La distinction politique entre la gauche et la droite, bien qu’elle ait eu des expressions antérieures, comme la lutte contre le féodalisme et l’esclavage, a pris sa forme moderne avec la Révolution française. À l’époque, la « montagne » était la gauche jacobine et les alliances entre les différentes factions bougeaient de manière gélatineuse, jusqu’à ce qu’elles soient toutes écrasées par le coup d’État du 18 Brumaire et la victoire de Napoléon Bonaparte. Mais la référence à la géographie politique de la gauche et de la droite est restée. Toutefois, cette cartographie a toujours varié en fonction des circonstances historiques : la révolution soviétique a redéfini la ligne de partage entre les deux fractions du parti social-démocrate russe, les bolcheviks et les mencheviks, et a rapproché de la première une partie des socialistes-révolutionnaires, qui étaient alors la plus grande force électorale et organisaient les masses paysannes. La gauche allemande a également évolué : Karl Kautsky, qui était considéré comme l’héritier théorique d’Engels, s’est retiré du parti social-démocrate pour protester contre son soutien à la guerre et a rejoint le parti social-démocrate indépendant, qui comptait Rosa Luxemburg parmi ses membres (mais il est ensuite retourné au SPD). Mais depuis la création de l’URSS, une partie importante de la gauche s’est définie comme faisant partie de ce camp politique, malgré sa dégénérescence et la répression stalinienne - Staline a assassiné plus de communistes dans son pays qu’Hitler ne l’a fait en Allemagne. L’obéissance au Kremlin est devenue leur identité. C’est là l’origine du campisme.
Campisme
Un siècle plus tard, et 35 ans après la chute du mur de Berlin, symbole de la fin de ce système et début de l’éclatement de l’URSS, il peut sembler anachronique que la gauche conservatrice s’identifie à un « camp » qui n’existe pas. Pourtant, cette fantasmagorie a une histoire et elle est puissante : pour certains partis communistes, le soutien à Poutine et au régime russe relève simplement de la continuité et de la nostalgie du stalinisme et du monde bipolaire au sein duquel son pouvoir militaire et symbolique se déployait. Cela se fait au nom de l’histoire, même si celle-ci est déjà terminée. Cet attachement peut prendre de multiples formes, y compris les plus tortueuses, comme celle qui consiste à affirmer que Poutine est aujourd’hui le chef de guerre de la lutte contre le fascisme et que cela justifie donc une certaine indulgence à l’égard de la répression à l’intérieur du pays, du traitement réservé aux droits des femmes, du fanatisme religieux, de la complicité avec les oligarques et du soutien dont ils bénéficient, et même du pillage des ressources de son propre pays. D’autre part, les preuves sont suffisantes pour démontrer le paradoxe de ce discours opposé au fascisme avec en même temps l’engagement en faveur de la victoire de Trump, le financement de Le Pen, la relation étroite avec Salvini, le soutien à l’extrême droite roumaine et d’autres encore. S’il y a une montée des forces fascistes, le camp poutinien en est complice.

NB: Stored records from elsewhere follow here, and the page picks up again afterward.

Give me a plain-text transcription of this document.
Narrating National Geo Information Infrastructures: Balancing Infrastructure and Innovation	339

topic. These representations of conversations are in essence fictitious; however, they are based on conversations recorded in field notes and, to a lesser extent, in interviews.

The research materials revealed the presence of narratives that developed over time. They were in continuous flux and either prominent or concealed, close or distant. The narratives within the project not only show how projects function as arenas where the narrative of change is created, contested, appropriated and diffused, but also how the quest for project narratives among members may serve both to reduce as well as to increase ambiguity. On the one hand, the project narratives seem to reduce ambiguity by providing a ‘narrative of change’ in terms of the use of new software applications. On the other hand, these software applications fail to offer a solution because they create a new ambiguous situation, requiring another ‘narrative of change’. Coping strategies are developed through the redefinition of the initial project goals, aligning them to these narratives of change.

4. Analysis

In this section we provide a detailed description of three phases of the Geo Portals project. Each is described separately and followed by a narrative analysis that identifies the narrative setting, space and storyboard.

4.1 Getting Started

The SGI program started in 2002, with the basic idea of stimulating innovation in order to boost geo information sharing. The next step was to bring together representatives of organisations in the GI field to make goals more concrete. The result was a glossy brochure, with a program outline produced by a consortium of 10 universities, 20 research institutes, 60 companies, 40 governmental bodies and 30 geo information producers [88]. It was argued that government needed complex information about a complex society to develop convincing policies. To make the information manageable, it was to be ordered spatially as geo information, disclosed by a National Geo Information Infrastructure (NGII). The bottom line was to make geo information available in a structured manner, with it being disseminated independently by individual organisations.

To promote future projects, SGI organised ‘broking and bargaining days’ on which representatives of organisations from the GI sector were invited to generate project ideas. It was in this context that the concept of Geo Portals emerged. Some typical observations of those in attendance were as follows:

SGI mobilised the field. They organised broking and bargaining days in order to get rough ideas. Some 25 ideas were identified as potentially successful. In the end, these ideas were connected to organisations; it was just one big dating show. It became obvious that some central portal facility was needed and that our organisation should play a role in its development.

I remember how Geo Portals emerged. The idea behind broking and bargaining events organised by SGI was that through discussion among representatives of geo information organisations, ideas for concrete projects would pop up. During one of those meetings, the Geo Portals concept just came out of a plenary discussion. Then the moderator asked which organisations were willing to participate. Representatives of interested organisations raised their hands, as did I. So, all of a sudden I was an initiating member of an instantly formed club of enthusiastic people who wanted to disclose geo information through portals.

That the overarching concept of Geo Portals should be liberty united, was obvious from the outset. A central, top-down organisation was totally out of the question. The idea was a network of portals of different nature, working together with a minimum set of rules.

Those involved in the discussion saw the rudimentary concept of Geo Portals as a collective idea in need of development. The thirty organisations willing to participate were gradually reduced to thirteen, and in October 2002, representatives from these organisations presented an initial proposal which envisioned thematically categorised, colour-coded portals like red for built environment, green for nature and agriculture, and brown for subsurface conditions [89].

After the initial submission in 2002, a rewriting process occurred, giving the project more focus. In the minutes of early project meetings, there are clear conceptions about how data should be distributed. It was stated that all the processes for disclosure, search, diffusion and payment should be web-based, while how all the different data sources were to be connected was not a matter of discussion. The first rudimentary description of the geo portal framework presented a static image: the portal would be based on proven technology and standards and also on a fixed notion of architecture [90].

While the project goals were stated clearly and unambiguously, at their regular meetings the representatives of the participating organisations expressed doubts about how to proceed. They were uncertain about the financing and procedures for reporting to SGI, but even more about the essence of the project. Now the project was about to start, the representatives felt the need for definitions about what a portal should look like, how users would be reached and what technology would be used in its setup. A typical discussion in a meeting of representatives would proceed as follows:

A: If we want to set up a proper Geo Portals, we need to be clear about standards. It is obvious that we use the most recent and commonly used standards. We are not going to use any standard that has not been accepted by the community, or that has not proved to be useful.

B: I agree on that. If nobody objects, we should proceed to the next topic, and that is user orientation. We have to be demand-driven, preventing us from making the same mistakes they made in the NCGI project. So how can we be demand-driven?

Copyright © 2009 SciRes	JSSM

En tout état de cause, déterminer sa politique en fonction d’une obédience internationale a toujours été un piège pour la gauche. Le faire lorsque son phare est un régime autocratique et ploutocratique est encore plus bizarre et crée des contradictions insurmontables : quiconque qualifie la Chine de système socialiste de notre époque doit se taire lorsqu’une entreprise d’État chinoise achète EDP( groupe de production d’électricité) ou REN (gaz), dans une opération qui procède de son accumulation de capital à l’échelle internationale. L’alignement sur Moscou lors de l’invasion de l’Ukraine est une autre de ces contradictions, étant donné que le président russe a explicitement indiqué sa motivation : corriger l’erreur de Lénine, qui avait accepté l’autodétermination ukrainienne au lieu de maintenir les frontières héritées de l’empire tsariste.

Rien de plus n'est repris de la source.